From the Lawrence Daily Journal-World for July 3, 1973:

  • For the second time in a little more than two weeks, Lawrence was subjected to a storm that raked the area with strong winds of nearly 80 miles an hour and large amounts of rain. “A few sparklers and Roman candles will be hard pressed to match the fireworks Kansas weather shot off,” commented a Journal-World writer today. No injuries were reported from the storm, but among the damages listed were at least four mobile homes at Interstate Mobile Sales on North Second Street (where one unit flipped on top of another), a house under construction at 19th and Kasold (flattened), Audio House at 307 E. Ninth (roof partially torn off), and Highway K-10, where crews worked nearly 2 1/2 hours to remove a toppled tree about three miles east of Lawrence. The Lawrence Municipal Airport was reporting about $1,500 damage to three airplanes. As had been the case in the June storm, trees and utilities were among the heaviest-hit victims this time. The storm, which had struck at about 10 p.m., had resulted in an estimated 1,500 to 2,000 households suffering blackouts.

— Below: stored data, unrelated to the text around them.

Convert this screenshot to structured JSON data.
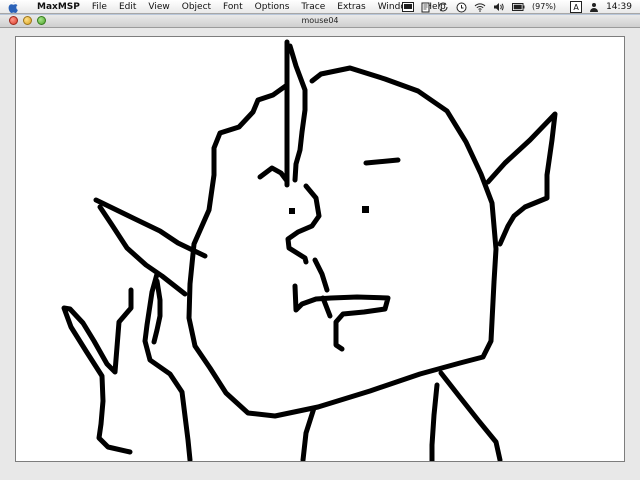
{
  "menubar": {
    "apple_icon": "apple-logo-icon",
    "app_name": "MaxMSP",
    "items": [
      "File",
      "Edit",
      "View",
      "Object",
      "Font",
      "Options",
      "Trace",
      "Extras",
      "Window",
      "Help"
    ],
    "status": {
      "battery_text": "(97%)",
      "input_badge": "A",
      "clock": "14:39"
    }
  },
  "window": {
    "title": "mouse04",
    "buttons": [
      "close",
      "minimize",
      "zoom"
    ]
  },
  "canvas": {
    "background": "#ffffff",
    "stroke": "#000000"
  }
}
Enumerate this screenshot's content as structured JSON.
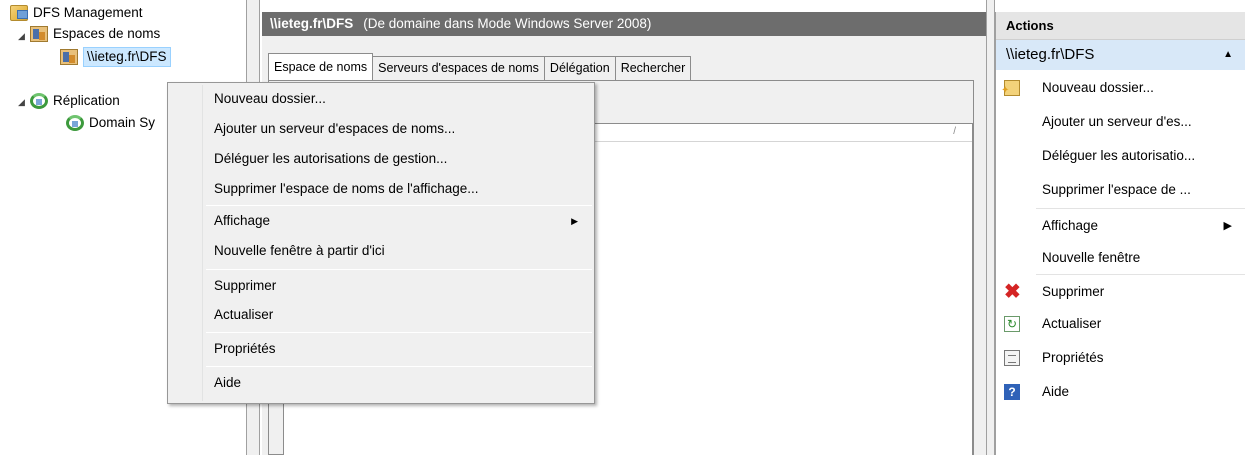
{
  "tree": {
    "root_label": "DFS Management",
    "namespaces_label": "Espaces de noms",
    "namespace_item_label": "\\\\ieteg.fr\\DFS",
    "replication_label": "Réplication",
    "domain_item_label": "Domain Sy"
  },
  "center": {
    "header_path": "\\\\ieteg.fr\\DFS",
    "header_desc": "(De domaine dans Mode Windows Server 2008)",
    "tabs": [
      {
        "label": "Espace de noms",
        "active": true
      },
      {
        "label": "Serveurs d'espaces de noms",
        "active": false
      },
      {
        "label": "Délégation",
        "active": false
      },
      {
        "label": "Rechercher",
        "active": false
      }
    ]
  },
  "context_menu": {
    "items": [
      {
        "label": "Nouveau dossier..."
      },
      {
        "label": "Ajouter un serveur d'espaces de noms..."
      },
      {
        "label": "Déléguer les autorisations de gestion..."
      },
      {
        "label": "Supprimer l'espace de noms de l'affichage..."
      },
      {
        "label": "Affichage",
        "submenu": true
      },
      {
        "label": "Nouvelle fenêtre à partir d'ici"
      },
      {
        "label": "Supprimer"
      },
      {
        "label": "Actualiser"
      },
      {
        "label": "Propriétés"
      },
      {
        "label": "Aide"
      }
    ]
  },
  "actions": {
    "title": "Actions",
    "section_title": "\\\\ieteg.fr\\DFS",
    "items": [
      {
        "label": "Nouveau dossier...",
        "icon": "new-folder-icon"
      },
      {
        "label": "Ajouter un serveur d'es...",
        "icon": ""
      },
      {
        "label": "Déléguer les autorisatio...",
        "icon": ""
      },
      {
        "label": "Supprimer l'espace de ...",
        "icon": ""
      },
      {
        "label": "Affichage",
        "icon": "",
        "submenu": true
      },
      {
        "label": "Nouvelle fenêtre",
        "icon": ""
      },
      {
        "label": "Supprimer",
        "icon": "delete-icon"
      },
      {
        "label": "Actualiser",
        "icon": "refresh-icon"
      },
      {
        "label": "Propriétés",
        "icon": "properties-icon"
      },
      {
        "label": "Aide",
        "icon": "help-icon"
      }
    ]
  },
  "colors": {
    "header_bg": "#6d6d6d",
    "selection_bg": "#cce8ff",
    "actions_section_bg": "#d8e8f8",
    "delete_red": "#d42424"
  }
}
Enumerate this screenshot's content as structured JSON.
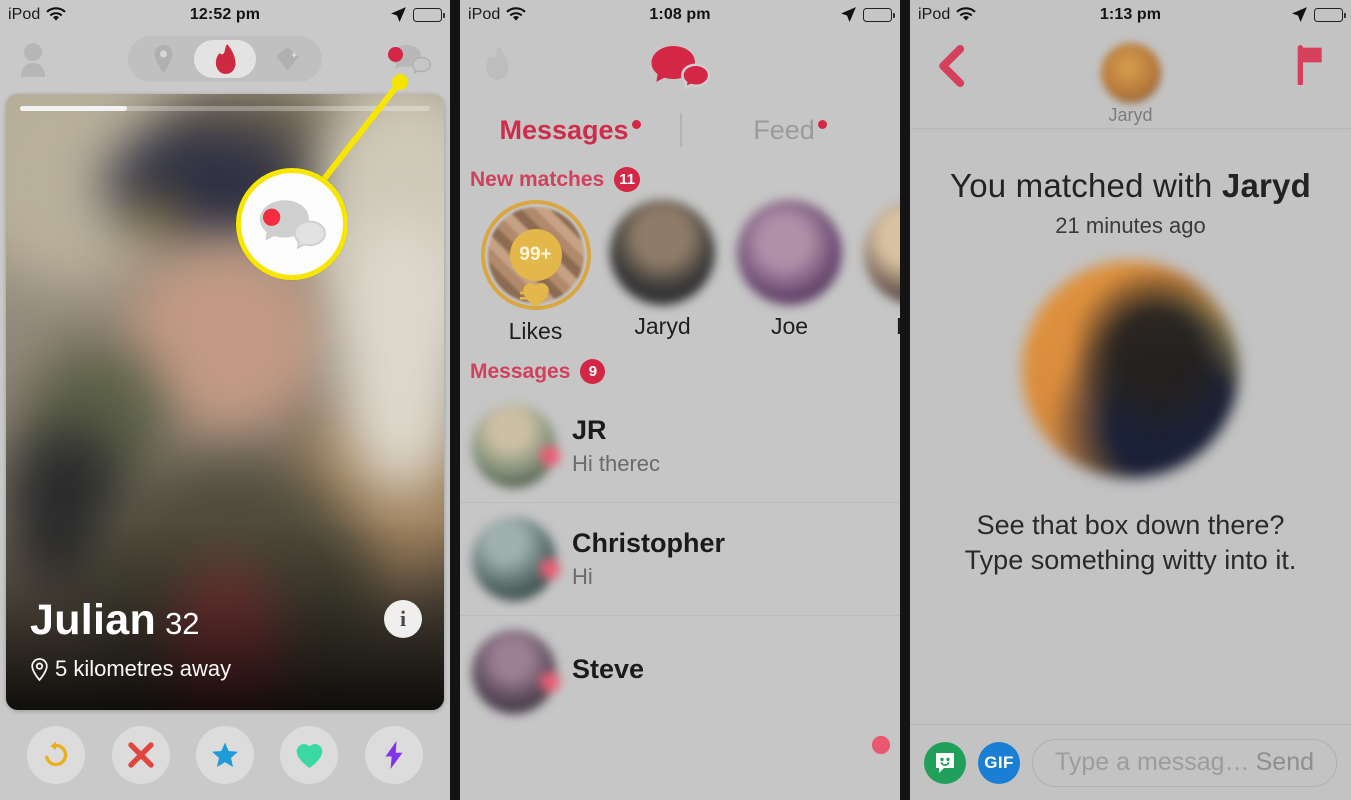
{
  "panel1": {
    "status": {
      "carrier": "iPod",
      "time": "12:52 pm",
      "wifi_icon": "wifi-icon",
      "location_icon": "location-arrow-icon",
      "battery_icon": "battery-icon"
    },
    "nav": {
      "profile_icon": "person-icon",
      "tabs": [
        {
          "icon": "location-pin-icon",
          "name": "explore",
          "active": false
        },
        {
          "icon": "tinder-flame-icon",
          "name": "swipe",
          "active": true
        },
        {
          "icon": "diamond-icon",
          "name": "top-picks",
          "active": false
        }
      ],
      "messages_icon": "chat-bubbles-icon",
      "messages_has_badge": true
    },
    "callout": {
      "icon": "chat-bubbles-icon",
      "color": "#f7e600"
    },
    "card": {
      "name": "Julian",
      "age": "32",
      "distance": "5 kilometres away",
      "distance_icon": "location-pin-icon",
      "info_button": "i",
      "photo_progress_segments": 1
    },
    "actions": [
      {
        "name": "rewind-button",
        "icon": "rewind-icon",
        "color": "#e8b11c"
      },
      {
        "name": "nope-button",
        "icon": "x-icon",
        "color": "#e0453f"
      },
      {
        "name": "superlike-button",
        "icon": "star-icon",
        "color": "#1f9bd8"
      },
      {
        "name": "like-button",
        "icon": "heart-icon",
        "color": "#3ad9a4"
      },
      {
        "name": "boost-button",
        "icon": "lightning-icon",
        "color": "#8235e8"
      }
    ]
  },
  "panel2": {
    "status": {
      "carrier": "iPod",
      "time": "1:08 pm"
    },
    "nav": {
      "flame_icon": "tinder-flame-icon",
      "logo_icon": "chat-bubbles-icon"
    },
    "tabs": [
      {
        "label": "Messages",
        "active": true,
        "has_dot": true
      },
      {
        "label": "Feed",
        "active": false,
        "has_dot": true
      }
    ],
    "new_matches": {
      "label": "New matches",
      "count": "11"
    },
    "matches": [
      {
        "name": "Likes",
        "type": "likes",
        "count": "99+",
        "heart_icon": "heart-icon"
      },
      {
        "name": "Jaryd",
        "type": "person",
        "unread": true
      },
      {
        "name": "Joe",
        "type": "person",
        "unread": true
      },
      {
        "name": "Dav",
        "type": "person",
        "unread": false
      }
    ],
    "messages_section": {
      "label": "Messages",
      "count": "9"
    },
    "conversations": [
      {
        "name": "JR",
        "preview": "Hi therec",
        "unread": true
      },
      {
        "name": "Christopher",
        "preview": "Hi",
        "unread": true
      },
      {
        "name": "Steve",
        "preview": "",
        "unread": true
      }
    ]
  },
  "panel3": {
    "status": {
      "carrier": "iPod",
      "time": "1:13 pm"
    },
    "nav": {
      "back_icon": "chevron-left-icon",
      "name": "Jaryd",
      "report_icon": "flag-icon"
    },
    "match": {
      "headline_prefix": "You matched with ",
      "headline_name": "Jaryd",
      "time_ago": "21 minutes ago",
      "hint": "See that box down there? Type something witty into it."
    },
    "composer": {
      "sticker_icon": "sticker-smiley-icon",
      "gif_label": "GIF",
      "placeholder": "Type a messag…",
      "send_label": "Send"
    }
  },
  "colors": {
    "tinder_red": "#d42645",
    "accent_yellow": "#f7e600",
    "muted_gray": "#9b9b9b"
  }
}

  • In the wake of the storm, one item of great concern to local residents was that not one of the 12 new emergency sirens in Lawrence had functioned because the storm had knocked out the transmitter, which was located at Kansas University, seconds before Civil Defense had attempted to sound them. County commissioners this week were to discuss the possibility of installing an auxiliary transmitter for the system. County civil defense director H. H. “Chuck” Belote said today that Lawrence had been issued a tornado warning by the National Weather Service in Topeka and that “several” tornadoes had been sighted north and west of Lawrence. He said that it was “not the first time a transmitter has been knocked out” and that the installation of an auxiliary transmitter, which would cost an estimated $1,500, would “make the system dependable, but not foolproof.” During the June 16 storm, three of the sirens had failed to function because trees had fallen on the power lines.